After the oppressive leadership in the Caribbean had killed off 90% of the indigenous through cruel labor practices and outright murder, they started kidnapping (and purchasing from the likes of Guzmán) Indians from Mexico. Cortés was known to capture the ships and free the Indians as they were Spanish subjects. . Also, in his last will and testament, point XXXIX, Cortés instructs: “As there have been many doubts and opinions whether it is permitted in Good conscience to hold the natives as slaves, whether captives of war or by purchase, and up till now this has not been determined, I direct my son and successor Don Martin, and those who may follow him, to use all dilligence to settle this point for the purpose of my conscience and their own.”

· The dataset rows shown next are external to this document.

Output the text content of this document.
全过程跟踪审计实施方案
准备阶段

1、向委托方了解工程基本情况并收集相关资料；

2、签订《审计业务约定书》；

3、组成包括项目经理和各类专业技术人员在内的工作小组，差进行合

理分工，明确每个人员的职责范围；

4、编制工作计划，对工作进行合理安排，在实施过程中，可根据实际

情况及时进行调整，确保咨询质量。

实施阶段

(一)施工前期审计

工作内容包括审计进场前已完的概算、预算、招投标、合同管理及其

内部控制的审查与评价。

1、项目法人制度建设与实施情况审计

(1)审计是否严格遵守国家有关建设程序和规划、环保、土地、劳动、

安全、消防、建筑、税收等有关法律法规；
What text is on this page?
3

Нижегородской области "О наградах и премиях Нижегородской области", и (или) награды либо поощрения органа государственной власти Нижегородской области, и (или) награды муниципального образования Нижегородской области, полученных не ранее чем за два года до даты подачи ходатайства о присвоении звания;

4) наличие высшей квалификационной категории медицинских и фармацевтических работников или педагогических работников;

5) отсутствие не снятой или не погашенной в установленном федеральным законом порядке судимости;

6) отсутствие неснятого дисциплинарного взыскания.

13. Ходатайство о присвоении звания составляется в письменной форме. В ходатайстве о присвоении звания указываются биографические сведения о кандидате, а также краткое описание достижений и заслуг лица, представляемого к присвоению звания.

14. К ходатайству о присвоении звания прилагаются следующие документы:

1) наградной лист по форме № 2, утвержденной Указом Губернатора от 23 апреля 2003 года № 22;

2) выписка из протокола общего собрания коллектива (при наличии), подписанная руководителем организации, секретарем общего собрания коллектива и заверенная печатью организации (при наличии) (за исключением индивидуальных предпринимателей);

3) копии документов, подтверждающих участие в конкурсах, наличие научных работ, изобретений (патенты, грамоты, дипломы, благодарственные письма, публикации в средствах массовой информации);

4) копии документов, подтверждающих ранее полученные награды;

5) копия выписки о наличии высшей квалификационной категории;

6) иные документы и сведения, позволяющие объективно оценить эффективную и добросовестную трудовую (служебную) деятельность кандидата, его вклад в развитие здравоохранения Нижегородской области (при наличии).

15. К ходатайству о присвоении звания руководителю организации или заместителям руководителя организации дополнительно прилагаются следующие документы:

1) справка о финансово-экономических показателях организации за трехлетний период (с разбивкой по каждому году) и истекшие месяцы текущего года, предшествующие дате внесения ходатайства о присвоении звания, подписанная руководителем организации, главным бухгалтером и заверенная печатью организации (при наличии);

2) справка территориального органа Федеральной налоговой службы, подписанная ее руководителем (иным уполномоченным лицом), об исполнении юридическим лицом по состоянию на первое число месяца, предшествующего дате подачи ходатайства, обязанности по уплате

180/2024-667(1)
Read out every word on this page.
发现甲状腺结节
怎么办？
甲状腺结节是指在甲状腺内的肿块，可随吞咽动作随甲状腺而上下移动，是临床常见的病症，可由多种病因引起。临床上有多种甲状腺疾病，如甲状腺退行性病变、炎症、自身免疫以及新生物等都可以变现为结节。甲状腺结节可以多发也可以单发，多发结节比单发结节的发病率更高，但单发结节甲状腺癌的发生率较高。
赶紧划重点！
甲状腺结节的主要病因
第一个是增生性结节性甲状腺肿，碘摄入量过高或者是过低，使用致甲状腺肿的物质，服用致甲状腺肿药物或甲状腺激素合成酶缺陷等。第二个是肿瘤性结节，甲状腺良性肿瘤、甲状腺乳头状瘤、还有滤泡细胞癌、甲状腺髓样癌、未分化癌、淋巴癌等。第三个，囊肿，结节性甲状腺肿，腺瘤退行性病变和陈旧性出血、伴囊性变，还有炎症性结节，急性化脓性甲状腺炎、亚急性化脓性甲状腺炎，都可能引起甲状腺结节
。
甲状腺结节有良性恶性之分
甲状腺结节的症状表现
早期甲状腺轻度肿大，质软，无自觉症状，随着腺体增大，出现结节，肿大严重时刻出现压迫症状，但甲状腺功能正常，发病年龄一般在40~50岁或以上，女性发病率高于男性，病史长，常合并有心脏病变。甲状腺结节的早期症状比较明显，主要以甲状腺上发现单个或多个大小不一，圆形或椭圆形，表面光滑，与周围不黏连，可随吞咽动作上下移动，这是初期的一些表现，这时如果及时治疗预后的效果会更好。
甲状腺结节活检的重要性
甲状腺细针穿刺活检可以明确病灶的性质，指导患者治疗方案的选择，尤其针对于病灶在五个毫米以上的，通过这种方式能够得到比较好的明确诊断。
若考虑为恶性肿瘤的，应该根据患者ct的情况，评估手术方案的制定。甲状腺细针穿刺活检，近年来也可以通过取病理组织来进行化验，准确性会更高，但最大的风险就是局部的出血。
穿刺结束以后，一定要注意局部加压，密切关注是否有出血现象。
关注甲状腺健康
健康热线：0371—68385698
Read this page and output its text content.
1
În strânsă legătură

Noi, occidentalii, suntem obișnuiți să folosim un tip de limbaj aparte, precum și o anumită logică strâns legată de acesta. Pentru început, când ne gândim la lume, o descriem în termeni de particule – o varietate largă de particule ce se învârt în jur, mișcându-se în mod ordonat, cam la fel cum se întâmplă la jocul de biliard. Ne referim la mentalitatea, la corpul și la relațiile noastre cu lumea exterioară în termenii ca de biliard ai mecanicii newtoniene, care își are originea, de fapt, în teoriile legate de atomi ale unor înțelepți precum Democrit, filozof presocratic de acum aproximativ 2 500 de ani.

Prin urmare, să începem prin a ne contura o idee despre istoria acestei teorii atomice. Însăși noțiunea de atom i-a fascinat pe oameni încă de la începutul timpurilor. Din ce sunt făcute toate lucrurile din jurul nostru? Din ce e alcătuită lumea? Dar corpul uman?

Also of note, the Moctezuma line is part of European nobility to this day. There are many nobles throughout Europe with the Moctezuma royal heritage, including Juan José Marcilla de Teruel-Moctezuma y Jiménez, 5th Duke of Moctezuma de Tultengo, 15th Marquis of Tenebrón and Viscount of Ilucán, the noble house of Grau-Moctezuma de Toleriu, the Dukes of Ahumada, the Dukes of Abrantes, the Counts de la Enjarada, and the Counts of Miravalle.
It was 15th and 16th century Spain to which we owe the accolades of human rights, not the so called Enlightenment. Pope Francis, in his encyclical Amoris Laetitia (March 19, 2016) stated, “The lack of historic memory is a serious shortcoming in our society.” And I believe the current iconoclasm is a case of that. A lack of historic memory.